Il s'inquiète de perdre une année


Le jeune garçon avait subi une opération de six heures après avoir été touché par ce qui pourrait être un tir de LBD, lanceur de balles de défense. L'enquête devra le confirmer, elle a été confiée à l'IGPN, l'inspection générale de la police nationale. Lilian se trouvait à proximité du centre commercial des Halles, avec sa veste toute neuve qu'il venait d'acheter, lorsqu'il a croisé gilets jaunes et forces de l'ordre, en plein face-à-face de l'acte IX de la mobilisation. Il en a été une victime collatérale, clamant tout de suite qu'il n'avait rien à voir avec les manifestants.
 
Le moral de la maman et de son fils fluctue. Au gré des soins, de l'inquiétude quant à l'année scolaire qui s'écoule sans lui, et des avancées de l'enquête. Sur ce point, Flaure Diessé se sent écoutée. "Je suis en relation avec le commissaire divisionnaire de l'IGPN, qui me tient au courant directement. Normalement, l'enquête préliminaire devrait être bouclée fin mars, début avril". Un délai normal pour ce type d'enquête, interne à la police, confirme l'avocat de la famille, Nicolas Clausmann. "Une fois que l'enquête sera bouclée, nous pourrons décider devant quelle juridiction porter l'affaire : si l'on estime qu'il y a faute pénale d'un membre des forces en particulier, nous porterons l'affaire au pénal. Si c'est la défaillance d'un service, d'une procédure, c'est le tribunal administratif qui tranchera, dans le cadre d'une demande de dédommagements."

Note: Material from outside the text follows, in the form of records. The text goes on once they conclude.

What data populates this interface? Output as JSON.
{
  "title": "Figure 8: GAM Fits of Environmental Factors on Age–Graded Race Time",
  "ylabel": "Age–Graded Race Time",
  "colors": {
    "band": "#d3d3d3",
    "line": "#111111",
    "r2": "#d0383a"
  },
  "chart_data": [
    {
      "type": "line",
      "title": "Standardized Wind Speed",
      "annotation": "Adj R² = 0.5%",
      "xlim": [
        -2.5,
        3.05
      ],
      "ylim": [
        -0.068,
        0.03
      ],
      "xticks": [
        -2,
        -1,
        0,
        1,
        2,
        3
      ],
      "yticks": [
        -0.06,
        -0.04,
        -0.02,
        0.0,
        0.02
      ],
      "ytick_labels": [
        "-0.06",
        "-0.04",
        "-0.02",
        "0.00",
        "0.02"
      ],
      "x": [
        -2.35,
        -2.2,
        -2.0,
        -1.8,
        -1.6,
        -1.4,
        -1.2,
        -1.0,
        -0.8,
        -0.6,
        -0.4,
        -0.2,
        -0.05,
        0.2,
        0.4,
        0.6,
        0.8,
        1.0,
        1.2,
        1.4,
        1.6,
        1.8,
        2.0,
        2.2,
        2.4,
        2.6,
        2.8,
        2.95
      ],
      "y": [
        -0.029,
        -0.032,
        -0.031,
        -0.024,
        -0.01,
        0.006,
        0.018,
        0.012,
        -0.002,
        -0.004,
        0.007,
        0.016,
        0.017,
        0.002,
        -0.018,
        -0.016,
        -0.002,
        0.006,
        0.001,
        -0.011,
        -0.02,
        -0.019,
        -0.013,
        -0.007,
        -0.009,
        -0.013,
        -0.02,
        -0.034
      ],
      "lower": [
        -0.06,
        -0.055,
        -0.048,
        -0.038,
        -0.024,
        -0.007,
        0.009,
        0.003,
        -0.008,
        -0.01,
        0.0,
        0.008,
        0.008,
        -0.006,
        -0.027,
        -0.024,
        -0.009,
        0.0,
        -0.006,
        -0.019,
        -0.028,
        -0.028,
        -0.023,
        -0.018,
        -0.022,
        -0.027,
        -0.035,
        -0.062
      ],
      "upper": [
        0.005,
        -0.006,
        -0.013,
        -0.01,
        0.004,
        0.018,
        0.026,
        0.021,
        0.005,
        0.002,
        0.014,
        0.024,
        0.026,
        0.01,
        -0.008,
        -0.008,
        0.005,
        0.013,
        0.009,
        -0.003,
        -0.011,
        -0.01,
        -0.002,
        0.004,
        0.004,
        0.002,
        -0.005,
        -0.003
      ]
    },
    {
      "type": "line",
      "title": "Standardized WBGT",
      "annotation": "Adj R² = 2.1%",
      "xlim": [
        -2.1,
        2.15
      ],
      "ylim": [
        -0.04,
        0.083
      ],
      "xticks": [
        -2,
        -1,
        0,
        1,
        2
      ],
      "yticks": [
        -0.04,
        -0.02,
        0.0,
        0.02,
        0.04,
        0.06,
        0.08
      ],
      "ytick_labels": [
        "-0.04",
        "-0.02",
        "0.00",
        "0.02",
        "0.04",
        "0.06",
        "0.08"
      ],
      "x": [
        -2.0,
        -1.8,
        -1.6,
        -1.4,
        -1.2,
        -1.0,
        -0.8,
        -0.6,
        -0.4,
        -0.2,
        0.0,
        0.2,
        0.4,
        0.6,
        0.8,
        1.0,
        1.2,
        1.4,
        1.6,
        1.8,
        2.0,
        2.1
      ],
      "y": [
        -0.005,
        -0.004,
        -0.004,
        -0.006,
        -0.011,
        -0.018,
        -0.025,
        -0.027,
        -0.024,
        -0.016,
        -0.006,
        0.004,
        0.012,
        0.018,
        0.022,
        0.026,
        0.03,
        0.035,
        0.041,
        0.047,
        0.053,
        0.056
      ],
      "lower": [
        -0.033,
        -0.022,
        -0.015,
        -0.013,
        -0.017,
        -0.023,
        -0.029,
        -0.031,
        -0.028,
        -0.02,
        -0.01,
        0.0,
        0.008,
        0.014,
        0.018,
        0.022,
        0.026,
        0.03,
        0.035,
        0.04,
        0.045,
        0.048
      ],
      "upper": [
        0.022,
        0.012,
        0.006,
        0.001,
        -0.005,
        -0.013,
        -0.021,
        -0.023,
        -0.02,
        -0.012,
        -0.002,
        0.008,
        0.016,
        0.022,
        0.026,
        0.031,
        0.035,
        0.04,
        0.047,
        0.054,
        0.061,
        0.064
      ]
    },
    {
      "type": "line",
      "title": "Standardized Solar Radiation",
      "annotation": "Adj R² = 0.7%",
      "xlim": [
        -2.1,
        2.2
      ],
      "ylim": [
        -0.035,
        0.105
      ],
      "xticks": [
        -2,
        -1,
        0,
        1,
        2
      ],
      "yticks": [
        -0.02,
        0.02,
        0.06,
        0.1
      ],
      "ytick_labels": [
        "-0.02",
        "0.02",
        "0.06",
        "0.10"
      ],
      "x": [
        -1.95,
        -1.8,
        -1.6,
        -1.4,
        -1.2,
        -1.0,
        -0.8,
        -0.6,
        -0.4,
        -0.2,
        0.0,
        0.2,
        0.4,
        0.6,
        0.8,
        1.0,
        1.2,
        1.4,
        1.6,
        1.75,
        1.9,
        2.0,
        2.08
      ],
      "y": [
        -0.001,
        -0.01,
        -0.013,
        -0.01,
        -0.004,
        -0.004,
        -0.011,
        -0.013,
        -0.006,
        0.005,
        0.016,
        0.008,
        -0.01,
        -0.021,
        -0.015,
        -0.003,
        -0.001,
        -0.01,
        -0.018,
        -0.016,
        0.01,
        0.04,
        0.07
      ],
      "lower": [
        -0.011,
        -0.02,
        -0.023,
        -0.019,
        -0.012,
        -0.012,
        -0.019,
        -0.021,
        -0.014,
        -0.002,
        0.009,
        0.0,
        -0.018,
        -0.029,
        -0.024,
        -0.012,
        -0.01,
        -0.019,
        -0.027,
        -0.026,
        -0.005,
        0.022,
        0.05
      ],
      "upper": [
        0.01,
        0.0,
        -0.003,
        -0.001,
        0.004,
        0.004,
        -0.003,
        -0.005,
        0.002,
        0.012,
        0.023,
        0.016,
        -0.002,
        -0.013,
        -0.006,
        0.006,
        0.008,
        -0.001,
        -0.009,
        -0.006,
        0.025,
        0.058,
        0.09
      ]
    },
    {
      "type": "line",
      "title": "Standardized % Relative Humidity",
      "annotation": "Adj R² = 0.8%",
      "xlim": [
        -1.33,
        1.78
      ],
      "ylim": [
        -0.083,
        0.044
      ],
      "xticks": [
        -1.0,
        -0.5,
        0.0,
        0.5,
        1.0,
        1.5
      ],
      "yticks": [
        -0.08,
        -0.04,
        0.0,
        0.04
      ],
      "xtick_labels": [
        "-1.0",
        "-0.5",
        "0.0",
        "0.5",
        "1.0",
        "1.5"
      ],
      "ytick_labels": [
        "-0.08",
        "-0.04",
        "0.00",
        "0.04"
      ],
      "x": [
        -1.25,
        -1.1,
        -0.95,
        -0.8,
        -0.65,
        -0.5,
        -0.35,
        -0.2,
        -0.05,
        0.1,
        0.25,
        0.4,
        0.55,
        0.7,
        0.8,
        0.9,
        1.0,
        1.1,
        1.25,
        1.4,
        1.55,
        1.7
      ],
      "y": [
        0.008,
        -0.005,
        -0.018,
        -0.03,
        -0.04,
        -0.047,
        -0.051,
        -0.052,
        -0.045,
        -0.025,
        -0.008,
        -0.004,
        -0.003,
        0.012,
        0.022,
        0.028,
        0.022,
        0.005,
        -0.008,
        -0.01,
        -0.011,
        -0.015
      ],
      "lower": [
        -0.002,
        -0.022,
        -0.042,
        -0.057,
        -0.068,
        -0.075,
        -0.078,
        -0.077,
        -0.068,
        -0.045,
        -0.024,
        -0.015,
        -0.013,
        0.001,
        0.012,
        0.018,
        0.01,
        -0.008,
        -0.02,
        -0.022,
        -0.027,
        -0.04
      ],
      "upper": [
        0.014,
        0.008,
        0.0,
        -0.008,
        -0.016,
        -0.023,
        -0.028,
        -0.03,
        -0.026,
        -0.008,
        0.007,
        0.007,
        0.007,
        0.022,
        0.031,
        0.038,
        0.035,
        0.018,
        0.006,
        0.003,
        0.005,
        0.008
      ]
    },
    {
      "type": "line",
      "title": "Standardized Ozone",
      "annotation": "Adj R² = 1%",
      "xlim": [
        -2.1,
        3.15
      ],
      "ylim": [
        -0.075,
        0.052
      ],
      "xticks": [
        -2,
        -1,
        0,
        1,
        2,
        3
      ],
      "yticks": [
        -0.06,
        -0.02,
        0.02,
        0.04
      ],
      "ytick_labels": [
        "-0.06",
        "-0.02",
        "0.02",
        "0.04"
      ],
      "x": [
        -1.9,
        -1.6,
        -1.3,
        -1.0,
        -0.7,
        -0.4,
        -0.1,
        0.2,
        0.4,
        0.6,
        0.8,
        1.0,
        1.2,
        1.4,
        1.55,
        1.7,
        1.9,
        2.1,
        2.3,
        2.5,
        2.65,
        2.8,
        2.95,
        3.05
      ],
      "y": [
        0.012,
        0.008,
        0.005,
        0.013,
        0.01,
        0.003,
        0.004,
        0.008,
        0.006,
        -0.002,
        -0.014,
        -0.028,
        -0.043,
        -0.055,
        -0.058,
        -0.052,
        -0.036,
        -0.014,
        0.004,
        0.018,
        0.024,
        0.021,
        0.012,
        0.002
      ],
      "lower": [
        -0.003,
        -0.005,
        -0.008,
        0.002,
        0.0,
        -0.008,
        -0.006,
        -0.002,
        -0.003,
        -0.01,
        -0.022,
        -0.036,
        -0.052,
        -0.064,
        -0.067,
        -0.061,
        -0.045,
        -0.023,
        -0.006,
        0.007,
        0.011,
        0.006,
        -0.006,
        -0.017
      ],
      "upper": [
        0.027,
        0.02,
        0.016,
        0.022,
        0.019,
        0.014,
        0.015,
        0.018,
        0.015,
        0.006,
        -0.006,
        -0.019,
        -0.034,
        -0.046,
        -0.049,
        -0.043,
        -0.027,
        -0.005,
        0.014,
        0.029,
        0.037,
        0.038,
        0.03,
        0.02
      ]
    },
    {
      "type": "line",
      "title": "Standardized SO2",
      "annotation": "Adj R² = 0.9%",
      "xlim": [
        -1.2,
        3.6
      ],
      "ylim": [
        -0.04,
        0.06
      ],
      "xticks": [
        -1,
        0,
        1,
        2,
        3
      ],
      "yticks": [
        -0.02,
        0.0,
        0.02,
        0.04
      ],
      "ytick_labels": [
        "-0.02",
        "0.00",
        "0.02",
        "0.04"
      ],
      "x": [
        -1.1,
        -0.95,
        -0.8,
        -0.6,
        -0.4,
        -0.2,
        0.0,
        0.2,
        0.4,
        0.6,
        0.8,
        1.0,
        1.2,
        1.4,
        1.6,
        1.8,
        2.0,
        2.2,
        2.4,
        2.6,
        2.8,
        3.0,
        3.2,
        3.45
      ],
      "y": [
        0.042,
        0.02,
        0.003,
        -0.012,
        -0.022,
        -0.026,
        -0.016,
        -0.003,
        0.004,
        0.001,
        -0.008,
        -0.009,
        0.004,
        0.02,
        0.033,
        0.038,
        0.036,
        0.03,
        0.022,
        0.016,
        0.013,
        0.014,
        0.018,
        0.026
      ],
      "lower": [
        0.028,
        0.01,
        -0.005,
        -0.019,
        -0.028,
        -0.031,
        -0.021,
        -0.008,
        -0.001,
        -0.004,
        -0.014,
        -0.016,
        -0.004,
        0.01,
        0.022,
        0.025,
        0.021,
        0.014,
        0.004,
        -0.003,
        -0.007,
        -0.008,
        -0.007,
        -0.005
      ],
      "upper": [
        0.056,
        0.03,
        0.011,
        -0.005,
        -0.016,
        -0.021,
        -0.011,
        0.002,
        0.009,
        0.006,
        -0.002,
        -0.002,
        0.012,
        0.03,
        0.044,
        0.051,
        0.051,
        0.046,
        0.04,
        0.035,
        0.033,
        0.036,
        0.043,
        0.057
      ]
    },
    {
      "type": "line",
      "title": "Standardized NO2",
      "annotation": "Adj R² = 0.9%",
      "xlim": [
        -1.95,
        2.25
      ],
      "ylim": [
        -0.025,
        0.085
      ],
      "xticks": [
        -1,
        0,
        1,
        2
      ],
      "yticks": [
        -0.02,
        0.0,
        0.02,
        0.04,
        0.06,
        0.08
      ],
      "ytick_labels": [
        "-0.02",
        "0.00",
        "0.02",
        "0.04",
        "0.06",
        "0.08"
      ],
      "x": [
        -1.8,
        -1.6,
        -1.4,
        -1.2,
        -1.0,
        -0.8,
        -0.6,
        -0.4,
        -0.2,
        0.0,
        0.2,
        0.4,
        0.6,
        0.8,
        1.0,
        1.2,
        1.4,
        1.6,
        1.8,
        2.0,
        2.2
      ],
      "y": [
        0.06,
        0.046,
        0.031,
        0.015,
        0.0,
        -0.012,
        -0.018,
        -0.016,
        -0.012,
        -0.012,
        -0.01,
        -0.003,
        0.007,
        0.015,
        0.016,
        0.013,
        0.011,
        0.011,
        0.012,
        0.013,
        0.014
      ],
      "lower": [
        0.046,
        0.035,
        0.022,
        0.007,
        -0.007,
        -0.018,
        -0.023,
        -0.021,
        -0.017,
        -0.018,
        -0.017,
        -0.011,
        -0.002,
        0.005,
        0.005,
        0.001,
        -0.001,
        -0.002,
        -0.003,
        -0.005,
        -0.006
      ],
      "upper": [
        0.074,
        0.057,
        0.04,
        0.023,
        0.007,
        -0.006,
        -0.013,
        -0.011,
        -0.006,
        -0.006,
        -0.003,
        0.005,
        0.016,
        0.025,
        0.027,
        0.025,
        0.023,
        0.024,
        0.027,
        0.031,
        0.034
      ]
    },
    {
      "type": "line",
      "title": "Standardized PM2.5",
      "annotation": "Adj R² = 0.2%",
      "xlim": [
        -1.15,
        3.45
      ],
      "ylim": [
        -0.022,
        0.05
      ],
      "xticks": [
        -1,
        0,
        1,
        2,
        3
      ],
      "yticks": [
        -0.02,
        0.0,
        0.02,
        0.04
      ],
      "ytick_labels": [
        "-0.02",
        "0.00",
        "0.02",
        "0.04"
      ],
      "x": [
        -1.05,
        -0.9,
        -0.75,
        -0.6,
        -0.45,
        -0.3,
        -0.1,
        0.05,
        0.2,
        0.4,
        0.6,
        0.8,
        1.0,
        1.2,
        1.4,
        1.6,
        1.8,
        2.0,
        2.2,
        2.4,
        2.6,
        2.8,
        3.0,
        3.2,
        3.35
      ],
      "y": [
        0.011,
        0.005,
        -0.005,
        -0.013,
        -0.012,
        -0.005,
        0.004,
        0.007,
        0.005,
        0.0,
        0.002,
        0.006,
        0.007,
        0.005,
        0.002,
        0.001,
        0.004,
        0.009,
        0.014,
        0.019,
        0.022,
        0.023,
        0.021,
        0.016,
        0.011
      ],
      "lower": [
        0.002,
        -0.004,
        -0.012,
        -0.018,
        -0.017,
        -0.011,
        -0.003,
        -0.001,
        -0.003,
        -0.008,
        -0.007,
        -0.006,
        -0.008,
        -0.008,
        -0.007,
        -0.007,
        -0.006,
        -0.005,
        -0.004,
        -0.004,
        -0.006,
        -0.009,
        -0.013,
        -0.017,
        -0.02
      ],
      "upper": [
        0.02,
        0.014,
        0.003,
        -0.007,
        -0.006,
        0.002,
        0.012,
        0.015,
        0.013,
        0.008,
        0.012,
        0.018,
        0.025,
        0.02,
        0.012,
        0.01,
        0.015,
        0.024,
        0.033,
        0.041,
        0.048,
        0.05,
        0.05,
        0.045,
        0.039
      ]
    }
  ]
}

Je me sens seule seule sur le plan financier et administratif


Il faudra alors pouvoir estimer le préjudice subi par le jeune garçon. Et il est grand, si l'on écoute sa maman. "C'est très difficile pour lui de rester à la maison. Ses amis viennent, mais il se sent seul. Il aimerait retourner à l'école, c'est très important pour lui, pour son moral. Il s'inquiète de perdre une année." Ce lundi, pour la rentrée après les vacances de février pour laquelle il espérait être remis, elle a pris rendez-vous au lycée Pasteur, pour organiser le rattrapage des cours. Lilian est élève en classe de seconde, elle essaye de le "mettre au travail tous les matins". Mais envisage, pour l'épauler, de lui faire donner des cours de soutien.

"Financièrement, c'est très dur. Le kiné, l'hôpital, éventuellement le recours à un répétiteur pour l'école... Moi, je suis actuellement en formation, je n'ai donc plus d'emploi, et plus de mutuelle. Il faut avancer des frais, sans cesse. Je me sens seule, sur le plan financier et administratif, c'est dur."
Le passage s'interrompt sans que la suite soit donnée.